Aircraft will have to report their location every 15 minutes under a proposal from the International Civil Aviation Organisation (ICAO).
The ICAO recommendation, made at a meeting of its member states in Montreal on Wednesday, follows the disappearance of Malaysia Airlines flight MH370 in March 2014. The aircraft that operated the flight, a Boeing 777-200ER with registration 9M-MRO, is yet to be found.
ICAO said the recommendation was “performance-based and not prescriptive”, meaning airlines would be able used any available and planned technologies they believed was suitable to meet the 15-minute reporting standard.
ICAO Council President Olumuyiwa Benard Aliu said the new standard was an “an important first step in providing a foundation for global flight tracking”.

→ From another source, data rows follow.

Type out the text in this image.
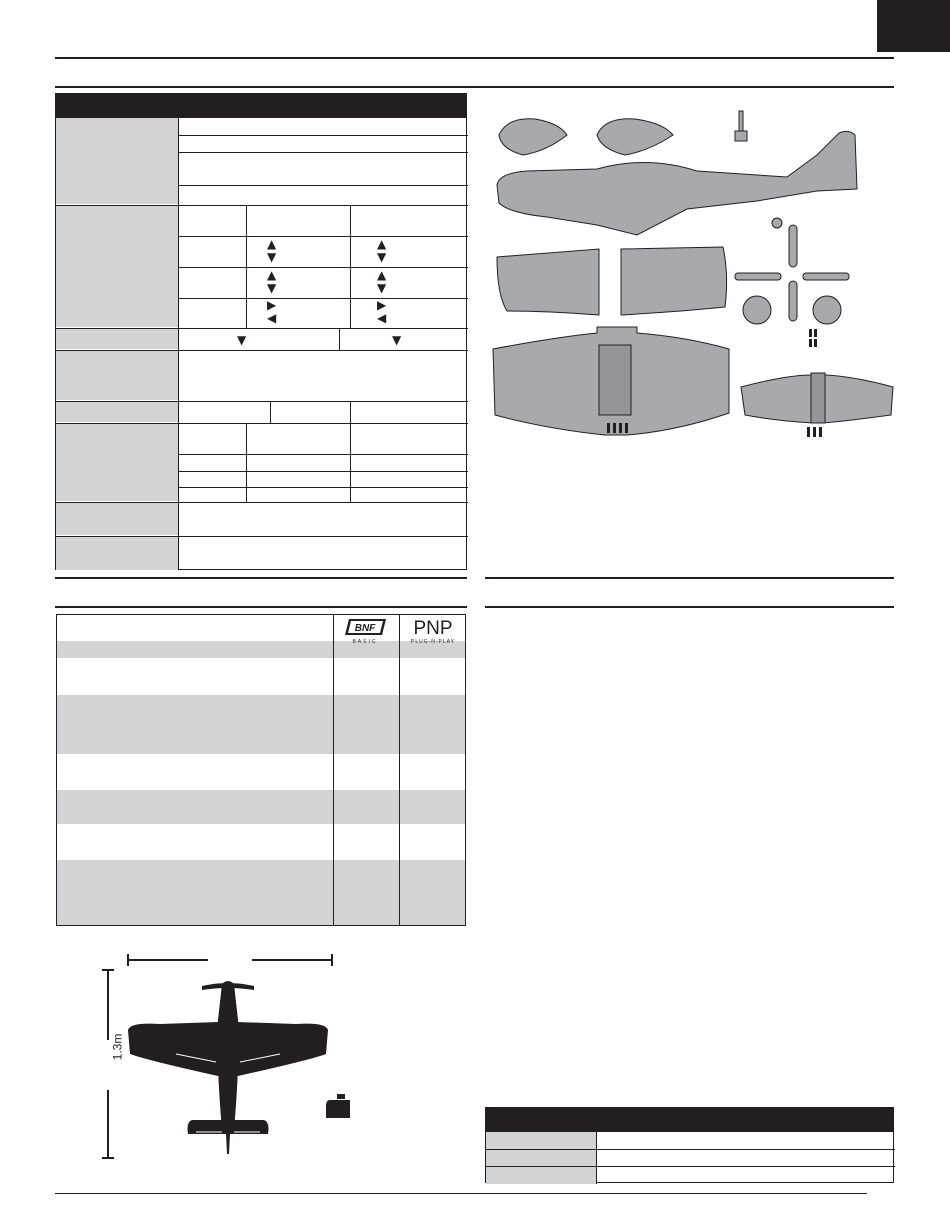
▲
▼
▲
▼
▲
▼
▲
▼
▶
◀
▶
◀
▼	▼
BNF
BASIC
PNP
PLUG-N-PLAY
1.3m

“Through an expedited process, it will now be sent to our member states before the end of the month for formal comment and we’re anticipating its adoption by Council as early as this fall,” Aliu said in a statement.
The International Air Transport Association (IATA), which represents airlines around the world, said it supported the move.

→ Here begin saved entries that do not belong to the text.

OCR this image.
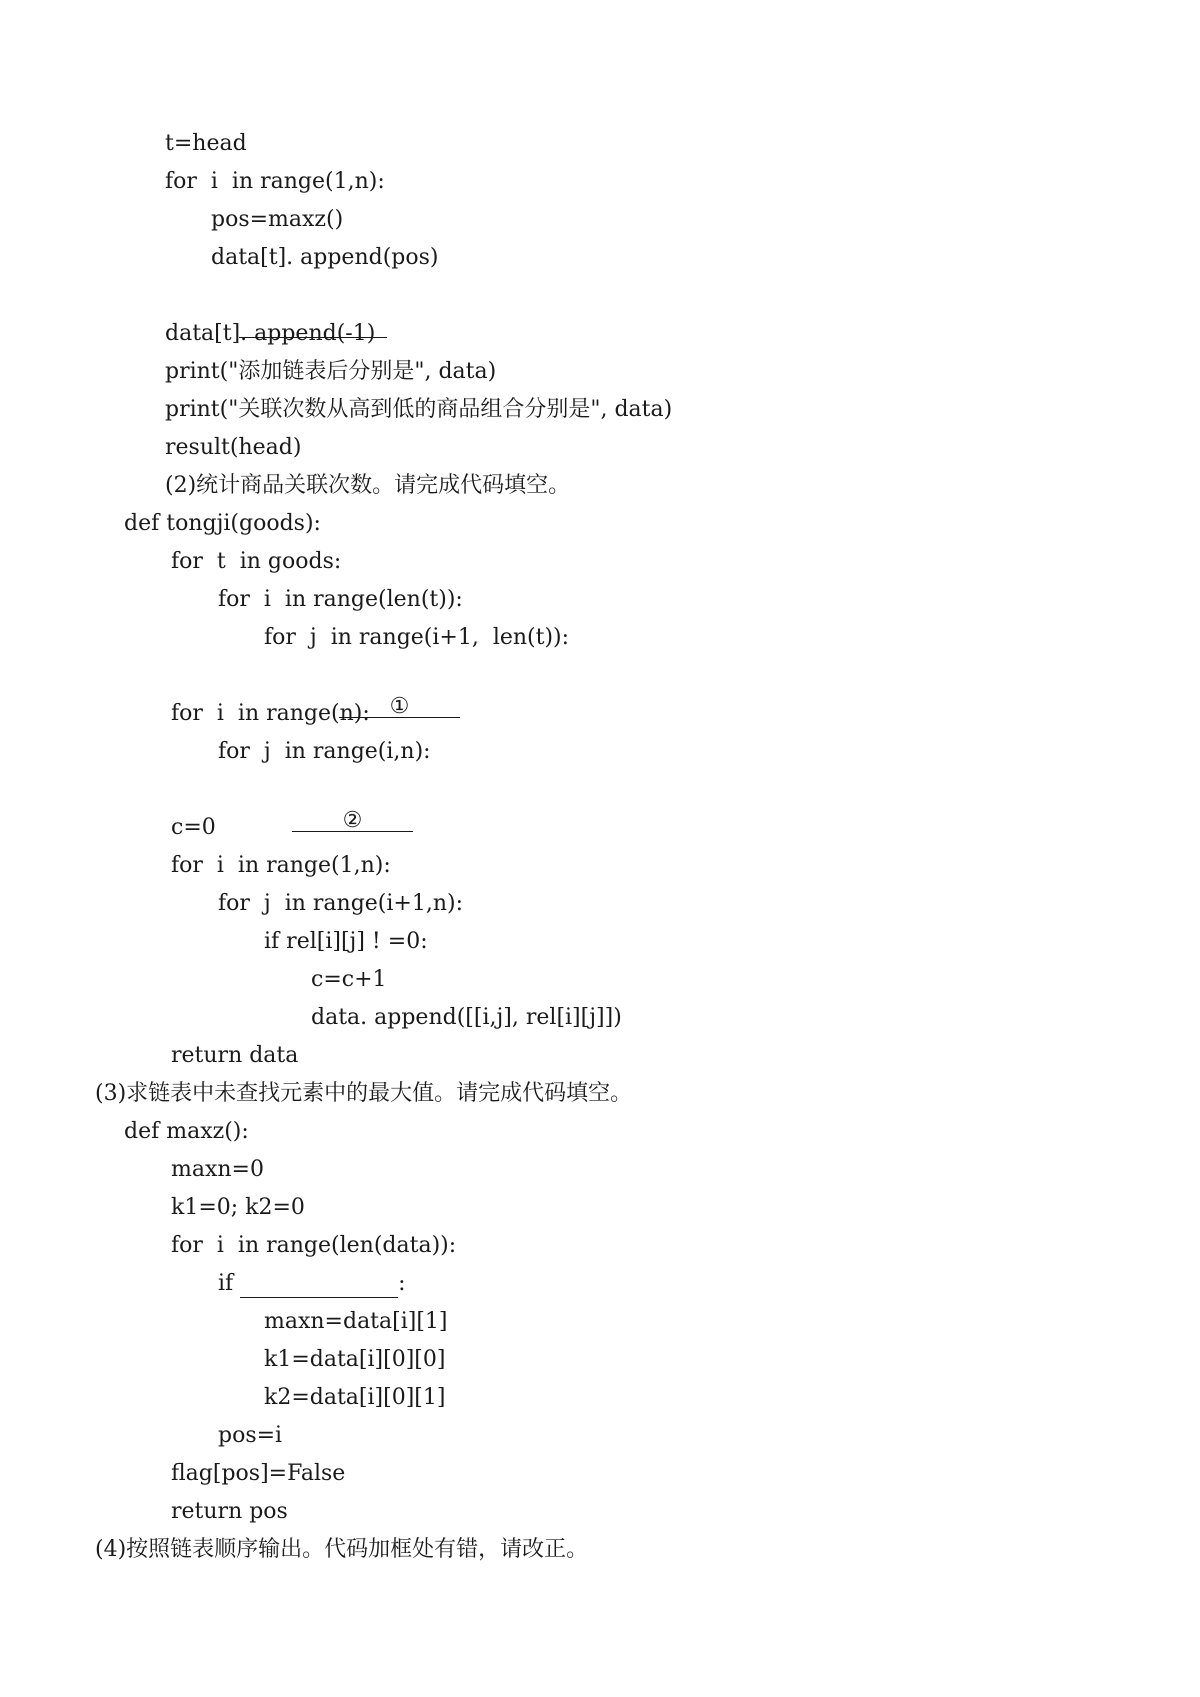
t=head
for  i  in range(1,n):
pos=maxz()
data[t]. append(pos)

data[t]. append(-1)
print("添加链表后分别是", data)
print("关联次数从高到低的商品组合分别是", data)
result(head)
(2)统计商品关联次数。请完成代码填空。
def tongji(goods):
for  t  in goods:
for  i  in range(len(t)):
for  j  in range(i+1,  len(t)):

①

for  i  in range(n):
for  j  in range(i,n):

②

c=0
for  i  in range(1,n):
for  j  in range(i+1,n):
if rel[i][j] ! =0:
c=c+1
data. append([[i,j], rel[i][j]])
return data
(3)求链表中未查找元素中的最大值。请完成代码填空。
def maxz():
maxn=0
k1=0; k2=0
for  i  in range(len(data)):
if	:
maxn=data[i][1]
k1=data[i][0][0]
k2=data[i][0][1]
pos=i
flag[pos]=False
return pos
(4)按照链表顺序输出。代码加框处有错，请改正。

IATA chief executive Tony Tyler said the ICAO recommendations was “a reassurance to all travellers that safety is always aviation’s top priority” and noted many airlines were already tracking their aircraft.
“We welcome this initiative to implement a performance-based standard that will permit airlines to use new and existing technologies for aircraft tracking,” Tyler said in a statement.
“Through a combined effort of all stakeholders we can reach performance-based provisions that are founded on proper research and operational experience.
“We look forward to working with ICAO in the pursuit of effective and sustainable solutions that do not create unnecessary redundancy nor have unintended impacts on safety.”
The Australian Transport Safety Bureau (ATSB), which is leading the search for the missing MH370 in the Indian Ocean, said on February 4 some 21,000 square kilometres of the sea floor had now been searched, representing about 35 per cent of the priority search area.
“Assuming no other significant delays with vessels, equipment or from the weather, the current underwater search area may be largely completed around May 2015,” the ATSB said in its operational update.